Strage di via D’Amelio: ci fu depistaggio, Fiammetta Borsellino chiede indagini sui giudici
È stata depositata la sentenza della Corte d’Assise di Caltanissetta che nell’aprile 2017 ha concluso l’ultimo processo sulla strage di via D’Amelio del 1992 in cui morirono Paolo Borsellino e gli agenti della sua scorta. Si attesta che nelle indagini c’è stato «uno dei più gravi depistaggi della storia giudiziaria italiana».
Servitori infedeli dello Stato convinsero alcuni criminali, tra cui il falso pentito Vincenzo Scarantino, ad accusarsi per costituire una falsa verità.
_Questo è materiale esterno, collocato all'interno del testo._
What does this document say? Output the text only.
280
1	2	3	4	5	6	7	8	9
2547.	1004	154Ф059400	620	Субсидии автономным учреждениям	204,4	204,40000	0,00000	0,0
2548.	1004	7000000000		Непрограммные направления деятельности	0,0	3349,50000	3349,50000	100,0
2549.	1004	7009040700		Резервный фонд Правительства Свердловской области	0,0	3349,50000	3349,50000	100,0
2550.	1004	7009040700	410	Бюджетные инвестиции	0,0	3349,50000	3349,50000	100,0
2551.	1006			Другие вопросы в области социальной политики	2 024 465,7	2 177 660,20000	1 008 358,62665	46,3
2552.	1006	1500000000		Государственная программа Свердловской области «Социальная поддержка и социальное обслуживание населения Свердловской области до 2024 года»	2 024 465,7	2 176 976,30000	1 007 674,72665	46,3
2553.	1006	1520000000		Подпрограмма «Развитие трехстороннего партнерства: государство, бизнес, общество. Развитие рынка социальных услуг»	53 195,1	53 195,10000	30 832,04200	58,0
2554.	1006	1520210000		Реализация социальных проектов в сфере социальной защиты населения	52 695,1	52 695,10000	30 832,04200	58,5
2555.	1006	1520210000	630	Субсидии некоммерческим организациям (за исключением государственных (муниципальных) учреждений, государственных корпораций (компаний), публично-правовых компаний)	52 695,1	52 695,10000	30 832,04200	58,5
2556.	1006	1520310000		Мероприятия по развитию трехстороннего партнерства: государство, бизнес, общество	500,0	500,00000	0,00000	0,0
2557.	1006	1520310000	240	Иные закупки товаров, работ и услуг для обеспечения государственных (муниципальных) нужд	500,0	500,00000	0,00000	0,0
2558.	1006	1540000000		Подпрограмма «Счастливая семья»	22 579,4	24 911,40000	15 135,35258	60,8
Si sospetta che si sia voluta occultare la «responsabilità di altri soggetti per la strage, nel quadro di una convergenza di interessi tra Cosa Nostra e altri centri di potere che percepivano come un pericolo l’opera del magistrato». Il funzionario di Polizia Arnaldo La Barbera, morto nel 2002, sarebbe coinvolto nella sparizione dell’agenda rossa del giudice Borsellino che teneva nella sua borsa il giorno dell’attentato e che probabilmente contiene elementi utili alla ricostruzione della verità.
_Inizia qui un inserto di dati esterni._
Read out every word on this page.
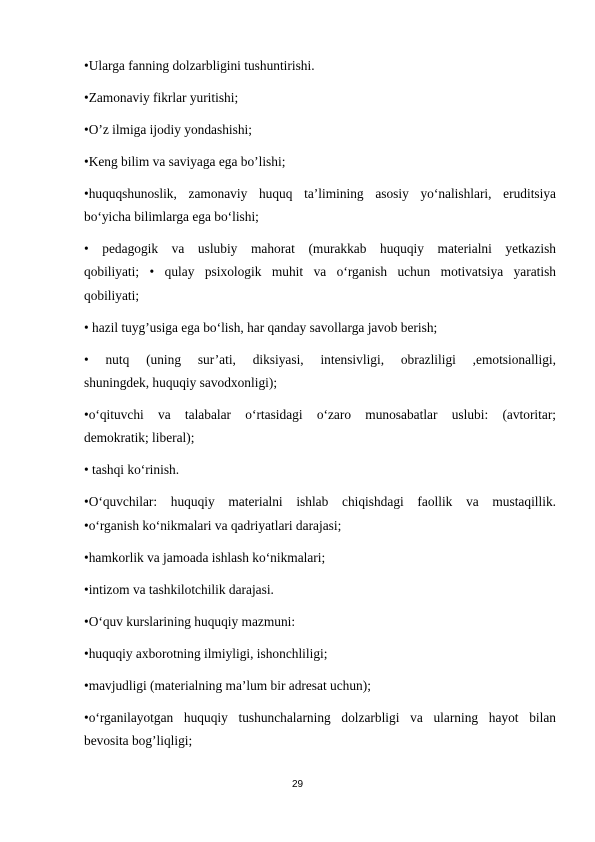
•Ularga fanning dolzarbligini tushuntirishi.
•Zamonaviy fikrlar yuritishi;
•O’z ilmiga ijodiy yondashishi;
•Keng bilim va saviyaga ega bo’lishi;
•huquqshunoslik, zamonaviy huquq ta’limining asosiy yo‘nalishlari, eruditsiya
bo‘yicha bilimlarga ega bo‘lishi;
• pedagogik va uslubiy mahorat (murakkab huquqiy materialni yetkazish
qobiliyati; • qulay psixologik muhit va o‘rganish uchun motivatsiya yaratish
qobiliyati;
• hazil tuyg’usiga ega bo‘lish, har qanday savollarga javob berish;
• nutq (uning sur’ati, diksiyasi, intensivligi, obrazliligi ,emotsionalligi,
shuningdek, huquqiy savodxonligi);
•o‘qituvchi va talabalar o‘rtasidagi o‘zaro munosabatlar uslubi: (avtoritar;
demokratik; liberal);
• tashqi ko‘rinish.
•O‘quvchilar: huquqiy materialni ishlab chiqishdagi faollik va mustaqillik.
•o‘rganish ko‘nikmalari va qadriyatlari darajasi;
•hamkorlik va jamoada ishlash ko‘nikmalari;
•intizom va tashkilotchilik darajasi.
•O‘quv kurslarining huquqiy mazmuni:
•huquqiy axborotning ilmiyligi, ishonchliligi;
•mavjudligi (materialning ma’lum bir adresat uchun);
•o‘rganilayotgan huquqiy tushunchalarning dolzarbligi va ularning hayot bilan
bevosita bog’liqligi;
29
Fiammetta Borsellino, figlia di Paolo, torna a chiedere la verità: «Queste motivazioni non sono un punto d’arrivo, ma di partenza. Bisogna andare avanti processualmente per accertare le responsabilità di chi ha commesso i reati, ma anche dei magistrati che controllavano e coordinavano le indagini. […] Anche se non emergono profili di reato, esistono lacune gravissime e inaudite, sicuramente funzionali a quello che è successo e che devono essere attestati dai competenti organi dello Stato, non solo le procure, ma anche il Csm. E il presidente Mattarella, in qualità di presidente del Consiglio Superiore della Magistratura, si deve fare garante che questi assolva i propri compiti istituzionali, cosa che lo stesso Csm fino a oggi non ha fatto».